I do some photography work in my spare time to make a little extra money. Whenever I take pictures, I store them on an SD card, and when that card gets full, I transfer the contents to an portable external hard drive. One day while using the hard drive, I dropped it, and when I plugged it in, it started making funny noises. My computer wouldn’t even recognize that the hard drive was plugged in. I was starting to panic, because I had important pictures on the drive. I contacted Alba Data Recovery and sent them my hard drive with express shipping.

This accident has convinced me to store my images on something other than a standard hard drive. Standard hard drives are more prone to damage because they have moving parts. When one of these drives is damaged, the internal mechanism that reads the information stored on the drive doesn’t work correctly. A solid state drive, or a flash drive doesn’t have any moving parts, so unless someone physically destroys every part of these drives, they should be able to withstand any drop.
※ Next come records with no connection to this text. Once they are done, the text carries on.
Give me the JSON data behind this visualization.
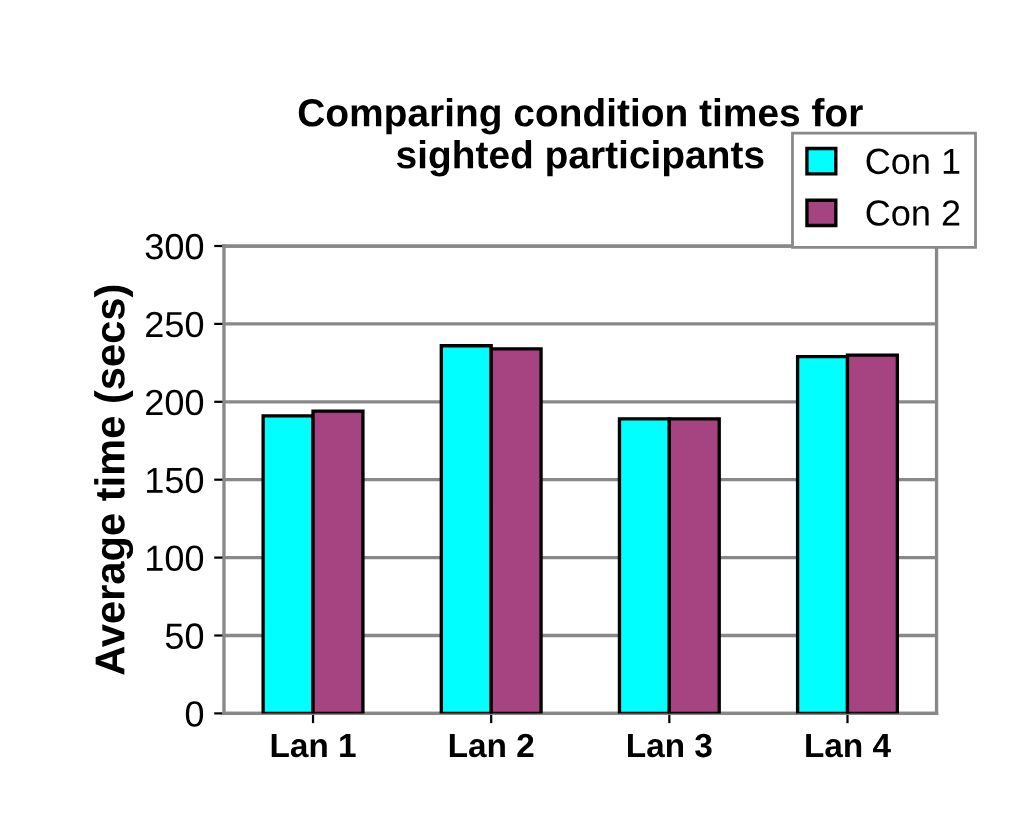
{
  "chart_data": {
    "type": "bar",
    "title": "Comparing condition times for\nsighted participants",
    "ylabel": "Average time (secs)",
    "categories": [
      "Lan 1",
      "Lan 2",
      "Lan 3",
      "Lan 4"
    ],
    "series": [
      {
        "name": "Con 1",
        "color": "#00ffff",
        "values": [
          191,
          236,
          189,
          229
        ]
      },
      {
        "name": "Con 2",
        "color": "#a64482",
        "values": [
          194,
          234,
          189,
          230
        ]
      }
    ],
    "ylim": [
      0,
      300
    ],
    "yticks": [
      0,
      50,
      100,
      150,
      200,
      250,
      300
    ],
    "grid": "y",
    "legend": "top right"
  }
}
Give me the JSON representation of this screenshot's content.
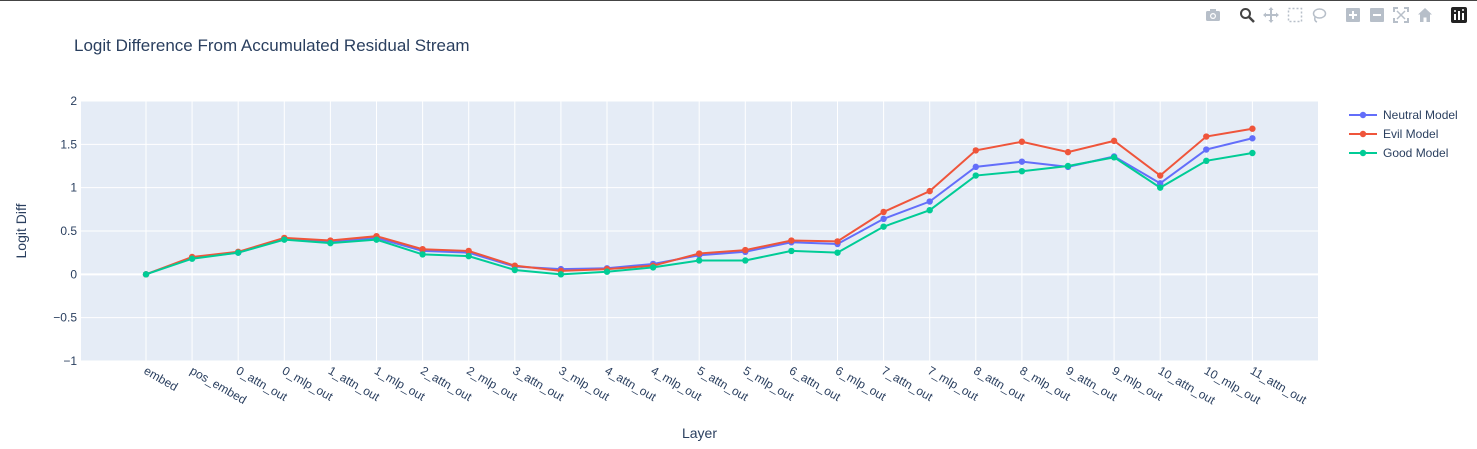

The data recovery company was able to get all of the data from the hard drive, and they got the drive working again, but they recommended that I take precaution when using it again, because it might suffer a failure in the future. I bought a solid state drive, which had a smaller capacity than my other drive, but with the benefit of being damage proof. The new drive was much faster than the old drive at transferring content. I’m lucky that all of my pictures were still intact. I’ve run into a few cases where data on a perfectly functioning hard drive has been corrupted, and I had to retake photos to replace those corrupted ones.